Rib fractures are the most common chest injury accounting for 10 to 15 percent of all traumatic injuries in the U.S. Nearly 300,000 people are seen each year for rib fractures and 7 percent of this population will require hospitalization for medical, pain, and/ or surgical management.
Rib fractures can cause serious complications including: bleeding in the chest (hemothorax), collapse of the lung (pneumothorax), or result in a fluid accumulation in the chest (pleural effusion), just to name a few. As well, rib fractures may contribute to the development of a lung infection or pneumonia. These problems are important to diagnose following chest trauma and even more importantly, when present, they need to be followed closely in the early post-traumatic period.
Pain is the most common symptom that people experience with rib fractures. It will often take the upwards of 6 weeks, sometimes 6 months for the fractures to heal and for patients to become entirely pain free. This pain results mostly from the movement of the broken ends and subsequently, with each motion or deep breath, the unstable ends move and pain ensues.
Pain control is a top priority in the care of patients with rib fractures. Poor pain control renders the patients unable to effectively breathe deeply, placing them at risk for collapse of the air sacs in their lungs (atelectasis) and at higher risk for infection in their lung (pneumonia). Additionally, when people are in pain they eat less, they cannot effectively sleep, and they are unable to move freely, or participate in their normal activities including work.
Rib fractures are most often uncomplicated which means that the fractured rib(s) are broken in one place. These uncomplicated fractures are usually not displaced allowing for realignment during the healing process and little movement with breathing and moving. These fractures can usually be managed conservatively with simple pain control and time.
However, at times, the fractures are considered complicated either because multiple breaks are present on each fractured rib causing the broken segments to be unstable, or when the broken ends are severely displaced. These complicated fractured ribs are often more unstable during activity and breathing and will likely take longer to heal; some may never heal normally.
3D reconstruction of fractured ribs before surgery
Historically, good pain control and at times the use of a stabilizing elastic binder (to wrap around the chest) have been the only treatment options for most rib fractures. These treatment options continue to be utilized and are effective for many patients with uncomplicated rib fractures.

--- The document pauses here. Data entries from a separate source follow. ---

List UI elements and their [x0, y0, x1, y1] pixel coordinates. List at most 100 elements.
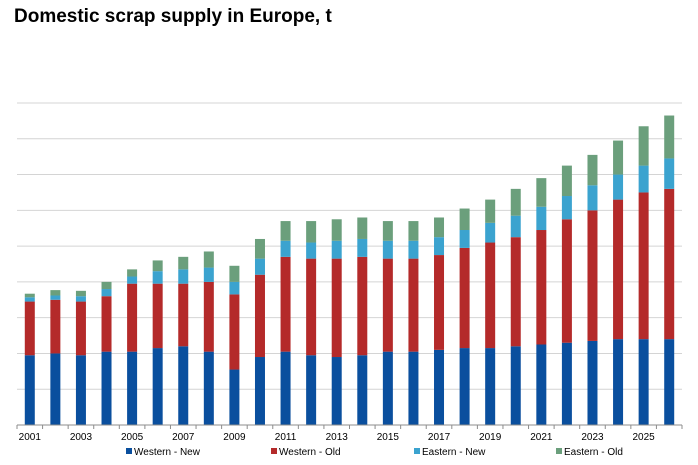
bar-segment-2020-series-2: [510, 215, 521, 238]
bar-segment-2012-series-3: [306, 221, 317, 243]
bar-segment-2021-series-2: [536, 206, 547, 231]
bar-segment-2025-series-2: [638, 165, 649, 193]
bar-segment-2022-series-0: [561, 342, 572, 425]
bar-segment-2011-series-0: [280, 351, 291, 425]
bar-segment-2026-series-3: [664, 115, 675, 159]
bar-segment-2009-series-1: [229, 294, 240, 370]
bar-segment-2018-series-0: [459, 348, 470, 425]
bar-segment-2005-series-0: [127, 351, 138, 425]
bar-segment-2001-series-1: [24, 301, 35, 356]
legend-label: Western - Old: [279, 447, 341, 458]
bar-segment-2017-series-2: [434, 237, 445, 256]
x-tick-label: 2019: [479, 432, 502, 443]
bar-segment-2025-series-3: [638, 126, 649, 166]
bar-segment-2014-series-1: [357, 256, 368, 356]
x-tick-label: 2015: [377, 432, 400, 443]
bar-segment-2010-series-1: [254, 274, 265, 358]
bars: [24, 115, 675, 425]
bar-segment-2010-series-2: [254, 258, 265, 275]
x-tick-labels: 2001 2003 2005 2007 2009 2011 2013 2015 2017 2019…: [16, 425, 683, 443]
bar-segment-2002-series-1: [50, 299, 61, 354]
bar-segment-2010-series-3: [254, 238, 265, 259]
bar-segment-2023-series-1: [587, 210, 598, 341]
bar-segment-2025-series-0: [638, 339, 649, 425]
bar-segment-2014-series-3: [357, 217, 368, 239]
bar-segment-2023-series-3: [587, 154, 598, 186]
bar-segment-2006-series-1: [152, 283, 163, 349]
bar-segment-2011-series-3: [280, 221, 291, 241]
legend-label: Eastern - Old: [564, 447, 623, 458]
bar-segment-2012-series-1: [306, 258, 317, 356]
bar-segment-2006-series-3: [152, 260, 163, 272]
legend-swatch: [271, 448, 277, 454]
bar-segment-2022-series-2: [561, 196, 572, 220]
bar-segment-2001-series-3: [24, 293, 35, 298]
bar-segment-2009-series-0: [229, 369, 240, 425]
x-tick-label: 2011: [275, 432, 297, 443]
chart-title: Domestic scrap supply in Europe, t: [14, 6, 332, 27]
bar-segment-2022-series-1: [561, 219, 572, 343]
bar-segment-2024-series-1: [613, 199, 624, 340]
x-tick-label: 2009: [223, 432, 246, 443]
bar-segment-2007-series-0: [178, 346, 189, 425]
bar-segment-2005-series-3: [127, 269, 138, 277]
bar-segment-2016-series-0: [408, 351, 419, 425]
bar-segment-2011-series-2: [280, 240, 291, 257]
bar-segment-2019-series-0: [485, 348, 496, 425]
bar-segment-2002-series-3: [50, 290, 61, 296]
bar-segment-2021-series-1: [536, 230, 547, 345]
bar-segment-2008-series-2: [203, 267, 214, 282]
x-tick-label: 2025: [633, 432, 656, 443]
bar-segment-2023-series-2: [587, 185, 598, 211]
bar-segment-2023-series-0: [587, 340, 598, 425]
bar-segment-2007-series-2: [178, 269, 189, 284]
legend-swatch: [414, 448, 420, 454]
bar-segment-2002-series-0: [50, 353, 61, 425]
bar-segment-2018-series-2: [459, 230, 470, 248]
bar-segment-2013-series-1: [331, 258, 342, 358]
bar-segment-2026-series-0: [664, 339, 675, 425]
bar-segment-2021-series-3: [536, 178, 547, 207]
bar-segment-2020-series-3: [510, 188, 521, 216]
bar-segment-2013-series-2: [331, 240, 342, 259]
bar-segment-2018-series-3: [459, 208, 470, 231]
legend-label: Western - New: [134, 447, 201, 458]
x-tick-label: 2003: [70, 432, 93, 443]
bar-segment-2015-series-1: [382, 258, 393, 352]
bar-segment-2013-series-0: [331, 357, 342, 425]
x-tick-label: 2005: [121, 432, 144, 443]
bar-segment-2017-series-3: [434, 217, 445, 238]
bar-segment-2020-series-1: [510, 237, 521, 347]
bar-segment-2009-series-3: [229, 265, 240, 282]
bar-segment-2022-series-3: [561, 165, 572, 197]
bar-segment-2024-series-3: [613, 140, 624, 175]
bar-segment-2019-series-2: [485, 222, 496, 243]
bar-segment-2014-series-2: [357, 238, 368, 257]
bar-segment-2017-series-1: [434, 255, 445, 350]
bar-segment-2008-series-0: [203, 351, 214, 425]
bar-segment-2016-series-1: [408, 258, 419, 352]
bar-segment-2012-series-2: [306, 242, 317, 259]
bar-segment-2020-series-0: [510, 346, 521, 425]
bar-segment-2003-series-1: [75, 301, 86, 356]
bar-segment-2004-series-3: [101, 281, 112, 290]
bar-segment-2019-series-1: [485, 242, 496, 349]
x-tick-label: 2001: [19, 432, 42, 443]
bar-segment-2019-series-3: [485, 199, 496, 223]
bar-segment-2024-series-0: [613, 339, 624, 425]
bar-segment-2011-series-1: [280, 256, 291, 352]
bar-segment-2024-series-2: [613, 174, 624, 200]
bar-segment-2001-series-2: [24, 297, 35, 302]
bar-segment-2003-series-0: [75, 355, 86, 425]
bar-segment-2003-series-3: [75, 290, 86, 297]
bar-segment-2007-series-3: [178, 256, 189, 270]
bar-segment-2006-series-2: [152, 271, 163, 284]
bar-segment-2004-series-1: [101, 296, 112, 352]
x-tick-label: 2021: [530, 432, 553, 443]
bar-segment-2004-series-2: [101, 289, 112, 297]
bar-segment-2015-series-3: [382, 221, 393, 241]
legend-label: Eastern - New: [422, 447, 486, 458]
bar-segment-2005-series-1: [127, 283, 138, 352]
bar-segment-2008-series-3: [203, 251, 214, 268]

For the more complicated rib fractures we may also consider early surgical intervention to stabilize the unstable and/or displaced fractures. This is accomplished by screwing a small, customized, titanium plate across the fractured segment(s) of the rib thus achieving surgical fixation (stabilization); these plates realign the ribs and speed up the healing process.
Images from after rib plating surgery
Swedish Thoracic Surgery offers a specific clinic that is designed to care for patients with newly fractured ribs, both complicated and uncomplicated. We have a multidisciplinary team of care providers including thoracic surgeons, an interventional pulmonologist, and nurse practitioners who are available to evaluate the injury and make a clinical treatment plan that is individually tailored to each patient’s needs. This clinical plan would include consideration of the patient’s age, their underlying health, the severity of the fractures and the specific needs in their life. Our team is equipped to work closely with patients and caregivers to prevent potential and unnecessary post-traumatic complications and guide them to a quicker recovery and earlier return to productive and normal activities of daily living.